Divide and Rule

We have compiled simple steps to make work from home actually work for you

Work from home is a privilege we don’t take for granted. But trying to be productive in isolation, especially during a situation as challenging as this one presents a whole new set of challenges. For one, work from home has blurred the lines between personal and professional lives. Then, that constant need to check emails takes a hypnotizing hold on your week (and state of mind). Or you’re just having trouble getting some much-needed shut-eye. Some may feel that not having a designated office or an ergonomic chair might trigger excruciating backaches. Ahead, we show you how to create a healthier home office.

The back-up plan

Long sitting hours, incorrect sleeping patterns and sitting postures mean grappling with lower back pain and aches in your neck. Never has sitting up straight, with good support for your back, been more essential. Poor posture is not only bad for your back, but it also creates added stress on your shoulders. If you don’t have a proper WfH set-up, it could make you prone to slouch. Invariably, workstations, including the office desk and chair are generically designed, making them ill-suited for prolonged hours of sitting.

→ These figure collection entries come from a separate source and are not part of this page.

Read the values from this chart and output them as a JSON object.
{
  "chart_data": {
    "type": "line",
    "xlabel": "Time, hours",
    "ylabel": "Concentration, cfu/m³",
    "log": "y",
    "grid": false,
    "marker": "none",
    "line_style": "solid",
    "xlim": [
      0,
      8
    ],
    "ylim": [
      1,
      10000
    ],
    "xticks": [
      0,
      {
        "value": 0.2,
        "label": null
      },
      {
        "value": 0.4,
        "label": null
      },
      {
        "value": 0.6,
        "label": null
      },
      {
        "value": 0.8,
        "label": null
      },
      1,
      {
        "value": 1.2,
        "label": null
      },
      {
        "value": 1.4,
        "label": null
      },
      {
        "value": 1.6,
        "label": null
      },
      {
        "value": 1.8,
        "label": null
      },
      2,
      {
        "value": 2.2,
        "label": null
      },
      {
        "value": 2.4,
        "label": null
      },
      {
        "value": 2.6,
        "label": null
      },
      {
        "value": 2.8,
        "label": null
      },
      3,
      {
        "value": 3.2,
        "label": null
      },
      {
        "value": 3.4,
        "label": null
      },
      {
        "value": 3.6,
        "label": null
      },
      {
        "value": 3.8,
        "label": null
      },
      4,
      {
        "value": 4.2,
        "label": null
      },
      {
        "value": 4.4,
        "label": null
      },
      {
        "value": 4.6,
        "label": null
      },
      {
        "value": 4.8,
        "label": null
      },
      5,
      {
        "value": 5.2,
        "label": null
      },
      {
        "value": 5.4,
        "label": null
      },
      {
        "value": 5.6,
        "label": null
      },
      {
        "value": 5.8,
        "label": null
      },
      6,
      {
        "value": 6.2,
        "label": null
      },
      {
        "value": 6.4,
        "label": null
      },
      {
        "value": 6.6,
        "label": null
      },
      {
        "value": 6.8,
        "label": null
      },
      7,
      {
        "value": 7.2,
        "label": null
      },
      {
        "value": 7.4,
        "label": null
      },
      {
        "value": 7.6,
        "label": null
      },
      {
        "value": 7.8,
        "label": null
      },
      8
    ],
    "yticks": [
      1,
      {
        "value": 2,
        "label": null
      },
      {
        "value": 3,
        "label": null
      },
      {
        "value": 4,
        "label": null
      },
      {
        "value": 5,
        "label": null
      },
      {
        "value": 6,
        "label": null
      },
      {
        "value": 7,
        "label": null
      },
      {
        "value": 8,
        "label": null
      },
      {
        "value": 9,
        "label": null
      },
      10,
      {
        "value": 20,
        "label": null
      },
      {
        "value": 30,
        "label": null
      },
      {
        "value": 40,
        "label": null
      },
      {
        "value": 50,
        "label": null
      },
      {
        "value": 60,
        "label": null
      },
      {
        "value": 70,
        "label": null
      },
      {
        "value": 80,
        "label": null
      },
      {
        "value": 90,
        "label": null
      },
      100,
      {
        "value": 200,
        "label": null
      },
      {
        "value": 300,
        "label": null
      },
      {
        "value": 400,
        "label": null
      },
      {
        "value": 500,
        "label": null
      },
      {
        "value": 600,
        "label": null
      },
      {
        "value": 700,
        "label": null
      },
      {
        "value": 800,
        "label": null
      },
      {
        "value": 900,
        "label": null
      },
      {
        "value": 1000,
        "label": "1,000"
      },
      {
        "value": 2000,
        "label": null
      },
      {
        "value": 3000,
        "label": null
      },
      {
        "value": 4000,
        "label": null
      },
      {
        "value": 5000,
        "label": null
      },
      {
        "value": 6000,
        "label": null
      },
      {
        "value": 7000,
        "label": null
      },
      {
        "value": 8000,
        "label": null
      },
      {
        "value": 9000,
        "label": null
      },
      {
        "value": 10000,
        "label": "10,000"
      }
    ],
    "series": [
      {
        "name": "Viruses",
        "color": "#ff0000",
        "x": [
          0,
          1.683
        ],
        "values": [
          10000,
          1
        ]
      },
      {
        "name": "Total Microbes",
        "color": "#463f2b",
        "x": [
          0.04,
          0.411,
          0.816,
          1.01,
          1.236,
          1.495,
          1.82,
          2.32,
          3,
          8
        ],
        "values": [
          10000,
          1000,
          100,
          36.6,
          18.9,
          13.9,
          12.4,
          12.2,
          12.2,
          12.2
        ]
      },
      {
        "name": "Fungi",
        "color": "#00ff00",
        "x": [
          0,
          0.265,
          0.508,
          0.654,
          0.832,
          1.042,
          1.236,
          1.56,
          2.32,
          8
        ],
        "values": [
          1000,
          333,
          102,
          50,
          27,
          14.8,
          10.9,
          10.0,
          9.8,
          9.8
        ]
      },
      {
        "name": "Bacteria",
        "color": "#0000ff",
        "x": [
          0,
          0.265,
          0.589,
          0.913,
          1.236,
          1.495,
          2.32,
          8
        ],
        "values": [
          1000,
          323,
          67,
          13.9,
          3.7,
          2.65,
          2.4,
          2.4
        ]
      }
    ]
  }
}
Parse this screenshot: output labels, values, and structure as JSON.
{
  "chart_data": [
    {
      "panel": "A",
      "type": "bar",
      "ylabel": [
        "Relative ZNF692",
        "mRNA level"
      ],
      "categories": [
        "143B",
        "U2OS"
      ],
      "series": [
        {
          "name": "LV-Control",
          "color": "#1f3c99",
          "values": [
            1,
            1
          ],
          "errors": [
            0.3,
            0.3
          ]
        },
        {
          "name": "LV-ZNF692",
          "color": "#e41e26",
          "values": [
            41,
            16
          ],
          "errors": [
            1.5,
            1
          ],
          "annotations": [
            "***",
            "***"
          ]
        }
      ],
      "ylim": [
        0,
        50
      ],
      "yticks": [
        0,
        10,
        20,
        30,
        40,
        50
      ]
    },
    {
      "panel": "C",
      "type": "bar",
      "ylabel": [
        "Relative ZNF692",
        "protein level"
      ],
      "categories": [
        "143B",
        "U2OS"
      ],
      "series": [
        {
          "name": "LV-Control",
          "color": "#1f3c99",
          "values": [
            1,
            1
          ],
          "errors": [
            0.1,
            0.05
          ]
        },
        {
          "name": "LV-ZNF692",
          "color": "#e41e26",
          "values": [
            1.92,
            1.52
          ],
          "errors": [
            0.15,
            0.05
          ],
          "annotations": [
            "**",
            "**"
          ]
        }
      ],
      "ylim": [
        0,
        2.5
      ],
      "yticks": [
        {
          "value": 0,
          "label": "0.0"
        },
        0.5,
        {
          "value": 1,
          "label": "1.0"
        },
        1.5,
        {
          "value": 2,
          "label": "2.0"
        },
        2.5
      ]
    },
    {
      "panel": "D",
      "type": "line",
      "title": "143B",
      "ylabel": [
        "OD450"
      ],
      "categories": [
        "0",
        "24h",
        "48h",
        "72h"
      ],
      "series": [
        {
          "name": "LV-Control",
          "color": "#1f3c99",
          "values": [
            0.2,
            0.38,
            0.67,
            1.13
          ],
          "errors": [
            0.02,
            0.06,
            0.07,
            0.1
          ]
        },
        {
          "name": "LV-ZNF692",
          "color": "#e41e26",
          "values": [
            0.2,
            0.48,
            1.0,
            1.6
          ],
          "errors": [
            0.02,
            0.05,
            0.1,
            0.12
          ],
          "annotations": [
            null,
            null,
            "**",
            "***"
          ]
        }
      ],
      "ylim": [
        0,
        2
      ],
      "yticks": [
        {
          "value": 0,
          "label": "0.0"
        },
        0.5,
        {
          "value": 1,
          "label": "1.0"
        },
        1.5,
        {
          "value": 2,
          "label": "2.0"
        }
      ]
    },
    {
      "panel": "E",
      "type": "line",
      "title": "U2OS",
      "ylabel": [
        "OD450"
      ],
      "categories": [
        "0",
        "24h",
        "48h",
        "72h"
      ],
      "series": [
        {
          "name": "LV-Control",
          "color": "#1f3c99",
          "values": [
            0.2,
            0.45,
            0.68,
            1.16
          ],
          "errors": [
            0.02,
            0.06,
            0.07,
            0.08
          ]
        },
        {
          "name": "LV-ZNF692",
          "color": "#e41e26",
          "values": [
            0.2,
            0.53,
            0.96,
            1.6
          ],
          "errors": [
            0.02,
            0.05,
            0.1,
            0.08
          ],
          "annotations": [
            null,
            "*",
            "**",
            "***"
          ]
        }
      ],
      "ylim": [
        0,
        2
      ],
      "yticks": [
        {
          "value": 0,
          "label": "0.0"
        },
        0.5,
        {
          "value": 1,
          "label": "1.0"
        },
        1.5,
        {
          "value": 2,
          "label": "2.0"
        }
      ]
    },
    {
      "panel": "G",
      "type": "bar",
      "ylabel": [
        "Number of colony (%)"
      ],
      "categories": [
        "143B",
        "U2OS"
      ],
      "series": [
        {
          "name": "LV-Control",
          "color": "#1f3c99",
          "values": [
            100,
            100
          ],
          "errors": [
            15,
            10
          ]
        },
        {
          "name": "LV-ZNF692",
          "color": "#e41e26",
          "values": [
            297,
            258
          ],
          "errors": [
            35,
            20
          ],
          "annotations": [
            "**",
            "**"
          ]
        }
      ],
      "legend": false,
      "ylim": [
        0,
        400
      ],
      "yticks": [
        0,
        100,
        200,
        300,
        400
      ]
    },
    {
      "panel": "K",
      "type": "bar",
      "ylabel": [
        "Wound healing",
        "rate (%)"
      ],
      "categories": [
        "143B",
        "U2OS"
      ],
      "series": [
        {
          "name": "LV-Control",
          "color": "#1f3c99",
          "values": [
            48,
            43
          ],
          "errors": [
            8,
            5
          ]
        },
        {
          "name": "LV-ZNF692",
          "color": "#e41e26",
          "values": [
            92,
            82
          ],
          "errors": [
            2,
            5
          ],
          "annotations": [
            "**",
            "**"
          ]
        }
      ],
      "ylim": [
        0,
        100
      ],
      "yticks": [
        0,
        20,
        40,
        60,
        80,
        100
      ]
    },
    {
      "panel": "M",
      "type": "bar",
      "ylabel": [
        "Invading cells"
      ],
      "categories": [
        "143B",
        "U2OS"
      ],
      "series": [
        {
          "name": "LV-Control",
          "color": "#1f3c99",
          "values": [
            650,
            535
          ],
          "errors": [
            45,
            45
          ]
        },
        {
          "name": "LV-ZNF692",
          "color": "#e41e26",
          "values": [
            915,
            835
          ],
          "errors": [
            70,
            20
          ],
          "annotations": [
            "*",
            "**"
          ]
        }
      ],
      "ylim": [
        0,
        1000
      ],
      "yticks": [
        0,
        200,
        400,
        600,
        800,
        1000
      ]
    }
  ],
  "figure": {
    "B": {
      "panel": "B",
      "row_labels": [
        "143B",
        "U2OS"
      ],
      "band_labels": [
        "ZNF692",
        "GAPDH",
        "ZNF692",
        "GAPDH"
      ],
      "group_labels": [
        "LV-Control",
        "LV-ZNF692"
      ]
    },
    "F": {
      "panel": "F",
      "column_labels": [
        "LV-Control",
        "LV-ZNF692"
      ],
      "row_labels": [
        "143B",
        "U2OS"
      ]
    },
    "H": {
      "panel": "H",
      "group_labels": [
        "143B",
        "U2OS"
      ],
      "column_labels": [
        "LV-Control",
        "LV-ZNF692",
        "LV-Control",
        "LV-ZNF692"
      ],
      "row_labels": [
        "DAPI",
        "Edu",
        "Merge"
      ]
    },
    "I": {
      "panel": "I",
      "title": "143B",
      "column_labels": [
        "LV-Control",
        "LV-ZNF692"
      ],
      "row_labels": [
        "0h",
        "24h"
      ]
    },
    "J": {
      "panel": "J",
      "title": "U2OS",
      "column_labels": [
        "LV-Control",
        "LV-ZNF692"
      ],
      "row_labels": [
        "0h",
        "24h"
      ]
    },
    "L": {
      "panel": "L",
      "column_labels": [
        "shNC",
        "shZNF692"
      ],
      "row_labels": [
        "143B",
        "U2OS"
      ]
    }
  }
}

Regardless of your setting, it’s imperative to shift your position every 2-3 minutes. Another important practise? Take breaks. Get up and take a short sprint indoors every 20 minutes, untethering yourself from your screens. Simply, set a timer on a time-tracking app or ask Alexa or Siri to remind you.

Off the wrist

Typing away from long hours also puts tremendous pressure on the hands, fingers and even wrists. Sounds familiar? Then, it’s not something you should treat casually because while working on a computer, your hand is at 45 degree angle. This constant pounding can lead to the development of carpal tunnel syndrome (CTS). The first symptoms are tingling and numbness in the fingers, which progresses to aching or shooting pains and weakness in the hand and forearm.

The easiest way to prevent CTS is good posture. Back should be upright, feet should be flat on the floor, elbows close to the body, forearms parallel to the ground and wrists unbent. And your computer screen should be at eye level. Investing in an ergonomic laptop stand and mouse such as a vertical mouse, a trackball, or a stylus with a graphics tablet can help immensely too.

Eye opener

If your work from home routine has been reduced to Zoom, emails and more screen time, then your eyes get the raw end of the deal. It can even develop into tension headaches. A lapse in blinking often causes dryness. While it is an involuntary action, when you’re in front of the computer screen, you should make a conscious effort to blink more.

Another great fix that’s free? Natural light. It can reduce eye strain and boost your wellbeing. If you are not privy to good lighting in your home office, pair overhead lighting with task lighting for the best balance of lighting to help you focus. Those who find themselves squinting to try to read the text on your screen, increase the font size of your phones and computers. If possible, get a pair of blue light glasses. Last but not least, follow the 20-20 rule-every 20 minutes of continuous work, look away from your screen for at least 20 seconds at a far off object.

Sleep tight

With the ‘normal’ life turned on its head, it’s likely you might find yourself tossing and turning at night. We have all been there! Sleep deprivation, whether self-imposed or stress-related, have proven to have short- and long-term effects on your wellbeing.

Your first step towards sleeping better should be sleeping enough. A consistent schedule is just as important. Sleep and wake up at the same time every day, including weekends. One to two hours before bed, avoid any screen that emits a blue light, which your brains read as sun. Rely on your nighttime routine-taking a bath or a shower is an effective remedy, avoid caffeine, and create a shut-eye ambience with a diffuser and essential oils. If you’re an overthinker, make a to-do list for the next day. Call it a planner or a worry journal if you will, but jotting your thoughts an hour before bedtime will help get that processing done before its time to relax and rejuvenate.